Conservation, Fishing, Public Interest Groups Reach out to Bruce Babbitt on Delta Tunnels

For Immediate Release 7/19/2016

Contact:
Bob Wright, Senior Counsel, Friends of the River (916) 442-3155 x207
 
Sacramento – As the Associated Press reported last week, California Governor Jerry Brown has hired former Secretary of Interior Bruce Babbitt to “work to resolve long-standing water supply and ecological challenges in the delta.”
 
In that role, Mr. Babbitt should reach out to all stakeholders in the process, including opponents of Governor Brown’s $15.7 billion Delta Tunnels proposal.
 
Today, public interest groups sent a letter to Bruce Babbitt requesting a meeting to discuss A Sustainable Water Plan for California (2015) which describes “a carefully conceived modern, 21st-century Plan B.” The groups claim their Sustainable Water Plan should actually be Plan A. The plan outlines less expensive alternatives to the Delta Tunnels that will protect the San Francisco Bay-Delta estuary, West Coast fisheries, and help California develop long-term, regional water sustainability in a time of climate change.

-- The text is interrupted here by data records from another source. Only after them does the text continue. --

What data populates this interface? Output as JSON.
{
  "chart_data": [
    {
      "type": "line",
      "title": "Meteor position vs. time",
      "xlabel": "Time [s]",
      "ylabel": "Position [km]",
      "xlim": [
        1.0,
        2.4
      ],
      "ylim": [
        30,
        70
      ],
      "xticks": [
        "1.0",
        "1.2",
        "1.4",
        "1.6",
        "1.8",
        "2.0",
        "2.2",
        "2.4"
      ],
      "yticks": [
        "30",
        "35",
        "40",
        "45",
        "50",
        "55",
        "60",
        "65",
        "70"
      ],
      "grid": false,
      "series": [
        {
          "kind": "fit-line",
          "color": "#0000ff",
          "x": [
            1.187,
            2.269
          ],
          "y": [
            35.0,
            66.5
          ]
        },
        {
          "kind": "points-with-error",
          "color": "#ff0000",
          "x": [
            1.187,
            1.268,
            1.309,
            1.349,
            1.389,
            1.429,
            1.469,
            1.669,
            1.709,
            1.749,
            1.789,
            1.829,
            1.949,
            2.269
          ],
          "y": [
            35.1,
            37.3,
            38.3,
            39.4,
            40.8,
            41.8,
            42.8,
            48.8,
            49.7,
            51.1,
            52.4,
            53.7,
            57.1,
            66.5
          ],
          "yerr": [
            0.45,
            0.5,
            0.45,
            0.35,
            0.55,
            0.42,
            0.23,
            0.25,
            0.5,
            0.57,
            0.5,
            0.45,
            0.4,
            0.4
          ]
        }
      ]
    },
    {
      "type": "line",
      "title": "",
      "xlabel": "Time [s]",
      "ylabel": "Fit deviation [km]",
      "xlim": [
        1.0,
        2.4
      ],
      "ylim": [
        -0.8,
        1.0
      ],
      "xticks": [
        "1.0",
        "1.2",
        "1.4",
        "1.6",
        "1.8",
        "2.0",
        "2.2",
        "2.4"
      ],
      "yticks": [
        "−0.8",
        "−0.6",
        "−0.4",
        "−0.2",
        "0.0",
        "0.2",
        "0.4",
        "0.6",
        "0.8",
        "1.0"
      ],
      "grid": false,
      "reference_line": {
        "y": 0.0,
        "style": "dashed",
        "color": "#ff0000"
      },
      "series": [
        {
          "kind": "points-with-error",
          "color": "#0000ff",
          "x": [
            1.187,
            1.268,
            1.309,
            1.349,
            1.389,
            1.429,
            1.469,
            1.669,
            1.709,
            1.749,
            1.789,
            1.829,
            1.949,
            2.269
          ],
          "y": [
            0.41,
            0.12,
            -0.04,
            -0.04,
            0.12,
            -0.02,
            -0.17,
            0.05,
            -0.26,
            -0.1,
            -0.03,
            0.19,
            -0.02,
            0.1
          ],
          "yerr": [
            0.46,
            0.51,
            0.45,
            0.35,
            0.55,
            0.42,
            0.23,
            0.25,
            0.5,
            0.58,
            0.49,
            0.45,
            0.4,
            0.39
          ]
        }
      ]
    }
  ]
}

In the letter sent to Mr. Babbitt today, the groups state:

“Providing a more reliable water supply means ceasing to base goals on the ‘paper water’ that far exceeds real water available, factoring in future reductions because of climate change including declining snowpack and runoff, and meeting the needs for fisheries, Delta agriculture, and other human uses of Bay-Delta water. Protecting, restoring, and enhancing the Delta ecosystem, means what it says. The only way to do that is to reduce exports and increase freshwater flows through the Bay-Delta. That is the opposite of creating a massive new diversion upstream from the Delta taking away the freshwater flows before they can perform essential benefits for the Delta ecosystem.”
 
Signatory organizations include: California Sportfishing Protection Alliance, California Water Impact Network, Center for Biological Diversity, Earth Law Center, Environmental Justice Coalition for Water, Friends of the River, Pacific Coast Federation of Fisherman’s Association, Planning and Conservation League, Protect our Water, Restore the Delta, and Sierra Club California.